GEN. VALERII ZALUZHNYI
Ukraine’s tactical drones are “inflicting roughly two-thirds of Russian losses,” making them “twice as effective as every other weapon in the Ukrainian arsenal,” says a recent study by the Royal United Services Institute. This is a remarkable development for weapons considered relatively unimportant just three years ago—but it exemplifies how Ukraine is changing how the West will fight its wars.
At the risk of oversimplification, wars have always been about managing information, people, and equipment. Stone-age warriors, Napoleon, Patton, and Schwarzkopf all faced these tasks, though certainly on a vastly different scale. Napoleon introduced new ways to control unprecedented quantities of soldiers and materiel, enabling him to operate across distances and against adversaries far more effectively than anyone before him. Decades later, Helmuth von Moltke refined battlefield management by loosening the Napoleonic grip. “War is an art, not a science,” he wrote, acknowledging human judgment in command and control and introducing extensive planning, decentralization, and flexibility. The Prussian leader’s ideas have formed the basis for Western warfare strategy ever since—until the Russo-Ukraine conflict changed everything.

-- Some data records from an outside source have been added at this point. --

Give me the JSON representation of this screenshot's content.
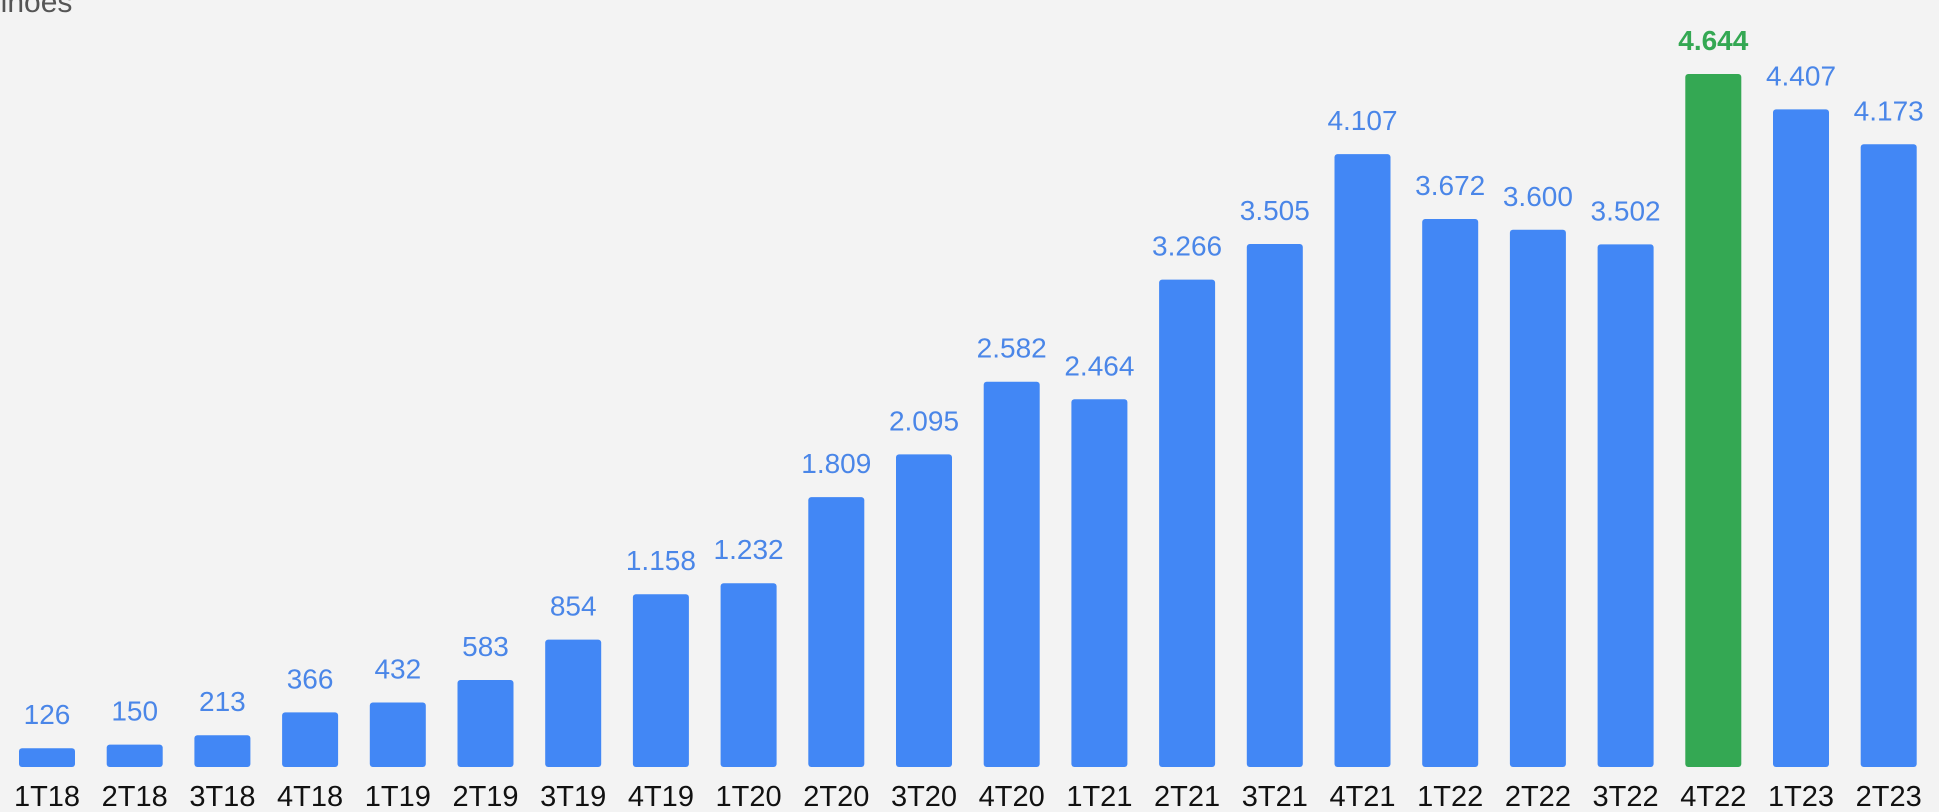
{
  "chart_data": {
    "type": "bar",
    "title": "",
    "unit_label": "ilhões",
    "xlabel": "",
    "ylabel": "",
    "categories": [
      "1T18",
      "2T18",
      "3T18",
      "4T18",
      "1T19",
      "2T19",
      "3T19",
      "4T19",
      "1T20",
      "2T20",
      "3T20",
      "4T20",
      "1T21",
      "2T21",
      "3T21",
      "4T21",
      "1T22",
      "2T22",
      "3T22",
      "4T22",
      "1T23",
      "2T23"
    ],
    "values": [
      126,
      150,
      213,
      366,
      432,
      583,
      854,
      1158,
      1232,
      1809,
      2095,
      2582,
      2464,
      3266,
      3505,
      4107,
      3672,
      3600,
      3502,
      4644,
      4407,
      4173
    ],
    "value_labels": [
      "126",
      "150",
      "213",
      "366",
      "432",
      "583",
      "854",
      "1.158",
      "1.232",
      "1.809",
      "2.095",
      "2.582",
      "2.464",
      "3.266",
      "3.505",
      "4.107",
      "3.672",
      "3.600",
      "3.502",
      "4.644",
      "4.407",
      "4.173"
    ],
    "ylim": [
      0,
      4644
    ],
    "grid": false,
    "highlight_category": "4T22",
    "colors": {
      "bar": "#4287f5",
      "highlight": "#34a853",
      "value_label": "#4a86e8",
      "highlight_label": "#34a853"
    }
  }
}
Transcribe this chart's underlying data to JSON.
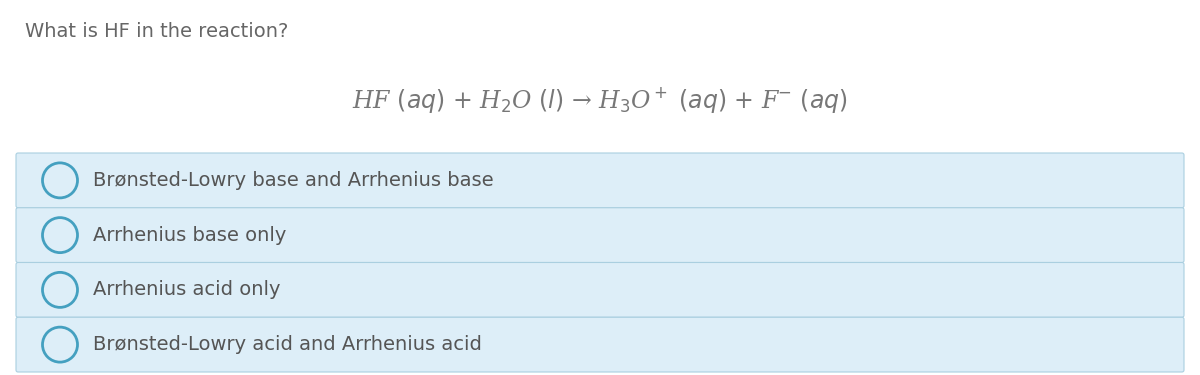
{
  "background_color": "#ffffff",
  "question_text": "What is HF in the reaction?",
  "question_color": "#666666",
  "question_fontsize": 14,
  "equation": "HF $(aq)$ + H$_2$O $(l)$ → H$_3$O$^+$ $(aq)$ + F$^{−}$ $(aq)$",
  "equation_color": "#777777",
  "equation_fontsize": 17,
  "options": [
    "Brønsted-Lowry base and Arrhenius base",
    "Arrhenius base only",
    "Arrhenius acid only",
    "Brønsted-Lowry acid and Arrhenius acid"
  ],
  "option_fontsize": 14,
  "option_text_color": "#555555",
  "option_bg_color": "#ddeef8",
  "option_border_color": "#aacfe0",
  "circle_edge_color": "#44a0c0",
  "circle_lw": 2.0,
  "fig_width": 12.0,
  "fig_height": 3.75,
  "dpi": 100
}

The technological realm has seen similar revolutions. Command and control were transformed by radio, computers, and satellites. Precision munitions gave field commanders the ability to direct “surgical” strikes at much lower costs than their less advanced opponents. During the Cold War, the U.S. military developed frameworks to harness these advances and counter numerically superior Soviet forces. Put to the test in Iraq, the Air-Land Battle concept enabled U.S. forces to dismantle Saddam's substantial military within weeks.